The CRACK IT competition is run in two phases, with funding for six month proof-of-concept studies awarded to up to three consortia in Phase 1. During Phase 2, a single consortium is selected who will receive full funding for three years to solve the Challenge.

In Phase 1 of this CRACK-IT Challenge, the team at Brunel University London led by Dr Michael Themis together with GeneWerk GmbH Heidelberg led by Dr Manfred Schmidt, set up the basis of an individualized genotoxicity study (InGeTox) approach to test vector safety and efficacy.

The team is accomplished by the expertise of leading researchers at University College London, King’s College London and The Natural and Medical Sciences Institute at the University of Tübingen, Germany. World leading pharma companies GlaxoSmithKline and Novartis act as sponsors of the challenge.

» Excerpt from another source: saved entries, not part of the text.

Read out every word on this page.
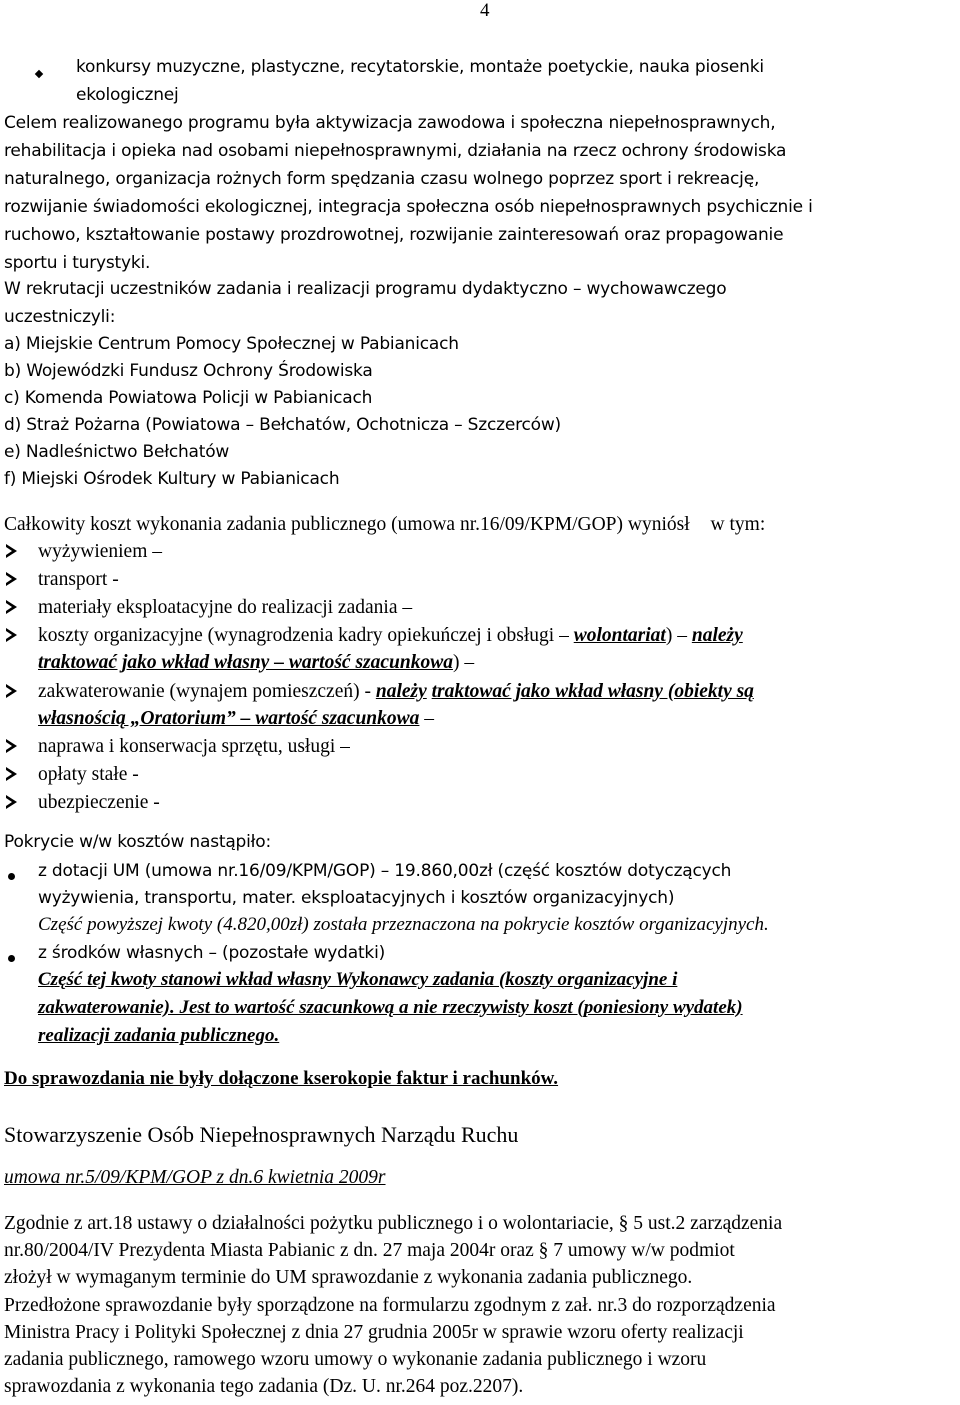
4
konkursy muzyczne, plastyczne, recytatorskie, montaże poetyckie, nauka piosenki
ekologicznej
Celem realizowanego programu była aktywizacja zawodowa i społeczna niepełnosprawnych,
rehabilitacja i opieka nad osobami niepełnosprawnymi, działania na rzecz ochrony środowiska
naturalnego, organizacja rożnych form spędzania czasu wolnego poprzez sport i rekreację,
rozwijanie świadomości ekologicznej, integracja społeczna osób niepełnosprawnych psychicznie i
ruchowo, kształtowanie postawy prozdrowotnej, rozwijanie zainteresowań oraz propagowanie
sportu i turystyki.
W rekrutacji uczestników zadania i realizacji programu dydaktyczno – wychowawczego
uczestniczyli:
a) Miejskie Centrum Pomocy Społecznej w Pabianicach
b) Wojewódzki Fundusz Ochrony Środowiska
c) Komenda Powiatowa Policji w Pabianicach
d) Straż Pożarna (Powiatowa – Bełchatów, Ochotnicza – Szczerców)
e) Nadleśnictwo Bełchatów
f) Miejski Ośrodek Kultury w Pabianicach
Całkowity koszt wykonania zadania publicznego (umowa nr.16/09/KPM/GOP) wyniósł w tym:
wyżywieniem –
transport -
materiały eksploatacyjne do realizacji zadania –
koszty organizacyjne (wynagrodzenia kadry opiekuńczej i obsługi – wolontariat) – należy
traktować jako wkład własny – wartość szacunkowa) –
zakwaterowanie (wynajem pomieszczeń) - należy traktować jako wkład własny (obiekty są
własnością „Oratorium” – wartość szacunkowa –
naprawa i konserwacja sprzętu, usługi –
opłaty stałe -
ubezpieczenie -
Pokrycie w/w kosztów nastąpiło:
z dotacji UM (umowa nr.16/09/KPM/GOP) – 19.860,00zł (część kosztów dotyczących
wyżywienia, transportu, mater. eksploatacyjnych i kosztów organizacyjnych)
Część powyższej kwoty (4.820,00zł) została przeznaczona na pokrycie kosztów organizacyjnych.
z środków własnych – (pozostałe wydatki)
Część tej kwoty stanowi wkład własny Wykonawcy zadania (koszty organizacyjne i
zakwaterowanie). Jest to wartość szacunkową a nie rzeczywisty koszt (poniesiony wydatek)
realizacji zadania publicznego.
Do sprawozdania nie były dołączone kserokopie faktur i rachunków.
Stowarzyszenie Osób Niepełnosprawnych Narządu Ruchu
umowa nr.5/09/KPM/GOP z dn.6 kwietnia 2009r
Zgodnie z art.18 ustawy o działalności pożytku publicznego i o wolontariacie, § 5 ust.2 zarządzenia
nr.80/2004/IV Prezydenta Miasta Pabianic z dn. 27 maja 2004r oraz § 7 umowy w/w podmiot
złożył w wymaganym terminie do UM sprawozdanie z wykonania zadania publicznego.
Przedłożone sprawozdanie były sporządzone na formularzu zgodnym z zał. nr.3 do rozporządzenia
Ministra Pracy i Polityki Społecznej z dnia 27 grudnia 2005r w sprawie wzoru oferty realizacji
zadania publicznego, ramowego wzoru umowy o wykonanie zadania publicznego i wzoru
sprawozdania z wykonania tego zadania (Dz. U. nr.264 poz.2207).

In this model, human induced pluripotent stem cells (hiPSC) are used for reprogramming to liver cells in order to test vector associated genotoxicity. This approach finally enables to use patient cells, incorporating the individual’s genetic and disease background to measure the genotoxic risc of an individual under a specific gene therapy regimen. Riscs include the effects of the vector on cellular gene expression by vector promoters and enhancers, vector splicing with host genes to form aberrant transcripts and changes of host epigenetic response to gene transfer. In addition, these factors are scored alongside the therapeutic effect of the expressed transgene.

Challenge 21

Phase 1

therein we achieved
  • The development of a gene therapy eligibility assay that measures the patient’s target cell’s capacity for repair of DNA damage caused by      vector integration

  • Optimized hiPSc differentiation to hepatocytes in 3D culture

  • Efficient gene transfer by LV of iPSC

  • Genome wide vector integration site distribution SIN LV versus unmodified LTR LV

  • Successfully set up the basis for Phase 2 of the Challenge

Phase 2

In Phase 2 of the project the team at GeneWerk continues with the validation and standardization of the results according to international quality control standards to provide a modular service omics-platform that measures genotoxic factors by gene therapy vectors, a comprehensive package predicting patient eligibility and outcome before vectors and gene therapy regimen are considered to move to the clinic.